Warum reicht Mundpropaganda allein nicht?
Empfehlung passiert, wenn sie passiert. Ein Kollege erwähnt dich beiläufig, ein Kunde erzählt auf einer Messe von dir – und plötzlich kommt eine Anfrage rein, die schon halb vorqualifiziert ist. Genau das macht Empfehlung so wertvoll. Und genau das macht sie so unzuverlässig: Sie lässt sich nicht terminieren, nicht skalieren, nicht gezielt auslösen. Wenn sie die einzige Quelle ist, hängt der Umsatz an Zufall statt an einem System.
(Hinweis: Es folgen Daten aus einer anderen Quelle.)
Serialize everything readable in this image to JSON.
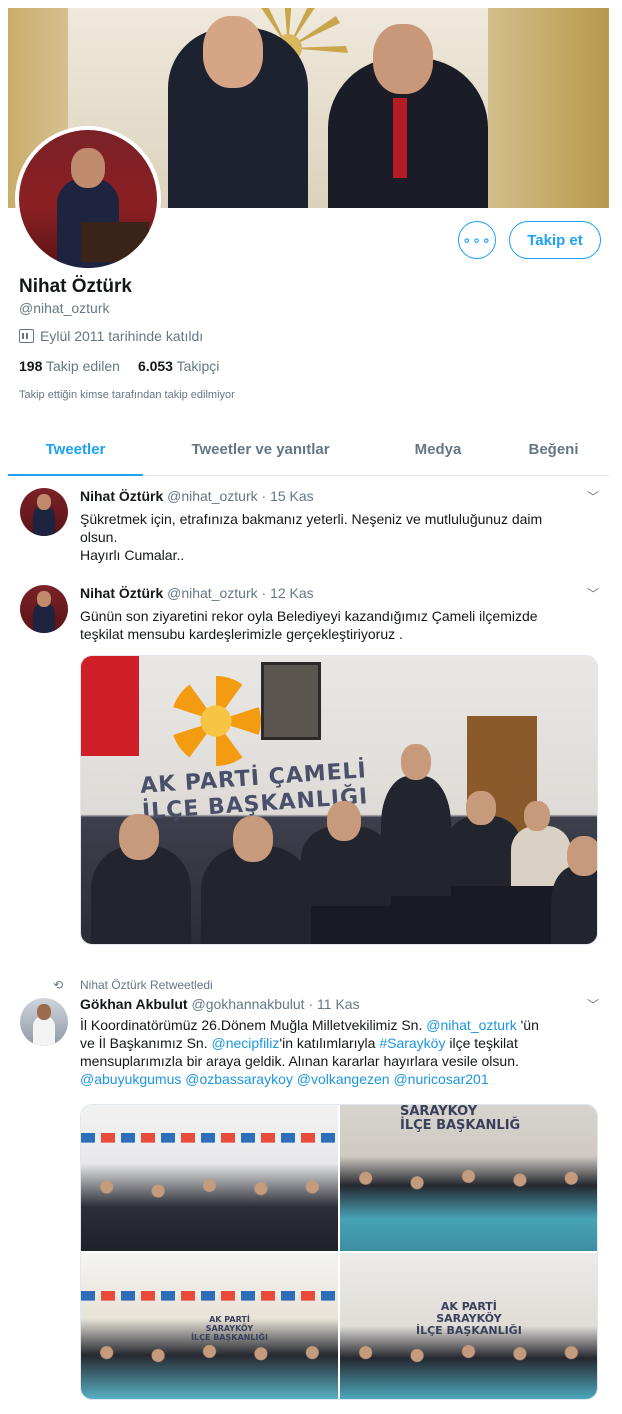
{
  "profile": {
    "name": "Nihat Öztürk",
    "handle": "@nihat_ozturk",
    "joined": "Eylül 2011 tarihinde katıldı",
    "following_count": "198",
    "following_label": "Takip edilen",
    "followers_count": "6.053",
    "followers_label": "Takipçi",
    "notice": "Takip ettiğin kimse tarafından takip edilmiyor",
    "more_label": "∘∘∘",
    "follow_label": "Takip et"
  },
  "tabs": [
    {
      "label": "Tweetler",
      "active": true
    },
    {
      "label": "Tweetler ve yanıtlar",
      "active": false
    },
    {
      "label": "Medya",
      "active": false
    },
    {
      "label": "Beğeni",
      "active": false
    }
  ],
  "tweets": [
    {
      "author": "Nihat Öztürk",
      "handle": "@nihat_ozturk",
      "date": "15 Kas",
      "text_lines": [
        "Şükretmek için, etrafınıza bakmanız yeterli. Neşeniz ve mutluluğunuz daim",
        "olsun.",
        "Hayırlı Cumalar.."
      ]
    },
    {
      "author": "Nihat Öztürk",
      "handle": "@nihat_ozturk",
      "date": "12 Kas",
      "text_lines": [
        "Günün son ziyaretini rekor oyla Belediyeyi kazandığımız Çameli ilçemizde",
        "teşkilat mensubu kardeşlerimizle gerçekleştiriyoruz ."
      ],
      "photo_sign": [
        "AK PARTİ ÇAMELİ",
        "İLÇE BAŞKANLIĞI"
      ]
    },
    {
      "retweet_label": "Nihat Öztürk Retweetledi",
      "author": "Gökhan Akbulut",
      "handle": "@gokhannakbulut",
      "date": "11 Kas",
      "seg1": "İl Koordinatörümüz  26.Dönem Muğla Milletvekilimiz Sn. ",
      "mention1": "@nihat_ozturk",
      "seg2": " 'ün",
      "seg3": "ve İl Başkanımız Sn. ",
      "mention2": "@necipfiliz",
      "seg4": "'in katılımlarıyla ",
      "hashtag": "#Sarayköy",
      "seg5": " ilçe teşkilat",
      "line3": "mensuplarımızla  bir araya geldik. Alınan kararlar hayırlara vesile olsun.",
      "mentions_line": "@abuyukgumus @ozbassaraykoy @volkangezen @nuricosar201",
      "photo_sign_1": "SARAYKÖY",
      "photo_sign_2": "İLÇE BAŞKANLIĞ",
      "photo_sign_3": [
        "AK PARTİ",
        "SARAYKÖY",
        "İLÇE BAŞKANLIĞI"
      ],
      "photo_sign_4": [
        "AK PARTİ",
        "SARAYKÖY",
        "İLÇE BAŞKANLIĞI"
      ]
    }
  ],
  "colors": {
    "accent": "#1da1f2",
    "text": "#14171a",
    "muted": "#657786",
    "link": "#1b95e0"
  }
}
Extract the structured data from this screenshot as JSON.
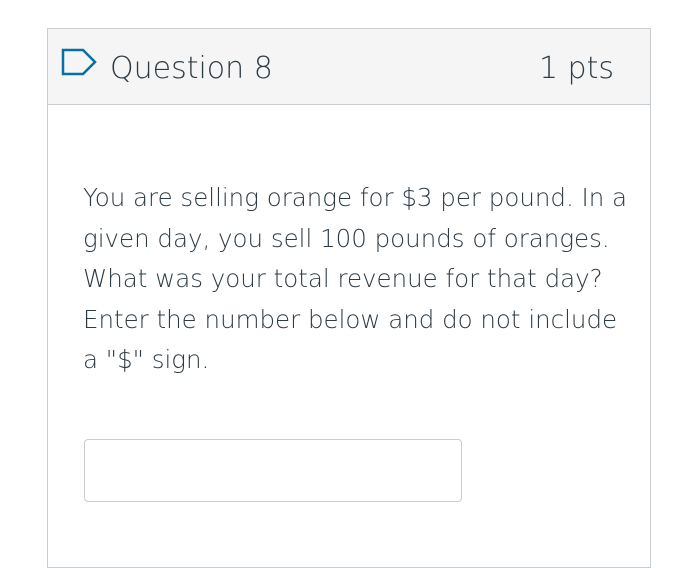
{
  "question": {
    "title": "Question 8",
    "points": "1 pts",
    "flag_icon": "flag-outline-icon",
    "text": "You are selling orange for $3 per pound. In a given day, you sell 100 pounds of oranges. What was your total revenue for that day? Enter the number below and do not include a \"$\" sign.",
    "answer": {
      "value": "",
      "placeholder": ""
    }
  },
  "colors": {
    "header_background": "#f5f5f5",
    "border": "#c7cdd1",
    "text": "#2d3b45",
    "flag_stroke": "#0770a3"
  }
}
Was bedeutet „planbarer Kanal" konkret?
Ein planbarer Kanal ist etwas, das unabhängig davon läuft, ob gerade jemand persönlich über dich spricht. Du kannst ihn heute anstoßen, in drei Monaten messen und gezielt ausbauen. Er ersetzt Empfehlung nicht – er sorgt dafür, dass Anfragen auch dann kommen, wenn gerade niemand zufällig von dir erzählt hat.
Kanal 1: Die eigene Website
Eine Website, die nicht nur schön aussieht, sondern Anfragen strukturiert entgegennimmt – mit klaren Angeboten, echten Fallbeispielen und einem Formular, das schon beim Absenden filtert, wer wirklich passt. Für B2B-Käufer ist die Anbieter-Website oft die zentrale Quelle während der eigenständigen Recherche, lange bevor der erste Kontakt zustande kommt.
Kanal 2: Sichtbarkeit bei Google und in KI-Suchen
Laut StatCounter lag der geräteübergreifende Marktanteil von Google in Deutschland im April 2026 bei 80,21 %. Organische Suche bleibt branchenübergreifend der stärkste Traffickanal; im B2B-Segment macht sie laut BrightEdge rund 64,1 % des Traffics aus – gegenüber nur 12,3 % über bezahlte Suche. Wer hier nicht auftaucht, verpasst den größten Teil der Recherchephase, inklusive der wachsenden Sichtbarkeit in ChatGPT, Perplexity und Google-KI-Antworten.
Kanal 3: Content
Ein gut geschriebener Artikel beantwortet die Fragen, die potenzielle Kunden ohnehin schon im Kopf haben – und lässt sich danach in Social-Media-Beiträge, Newsletter-Abschnitte und Vertriebsmaterial weiterverwerten. Content ist der einzige Kanal auf dieser Liste, der mit jeder Wiederverwertung günstiger wird, statt teurer.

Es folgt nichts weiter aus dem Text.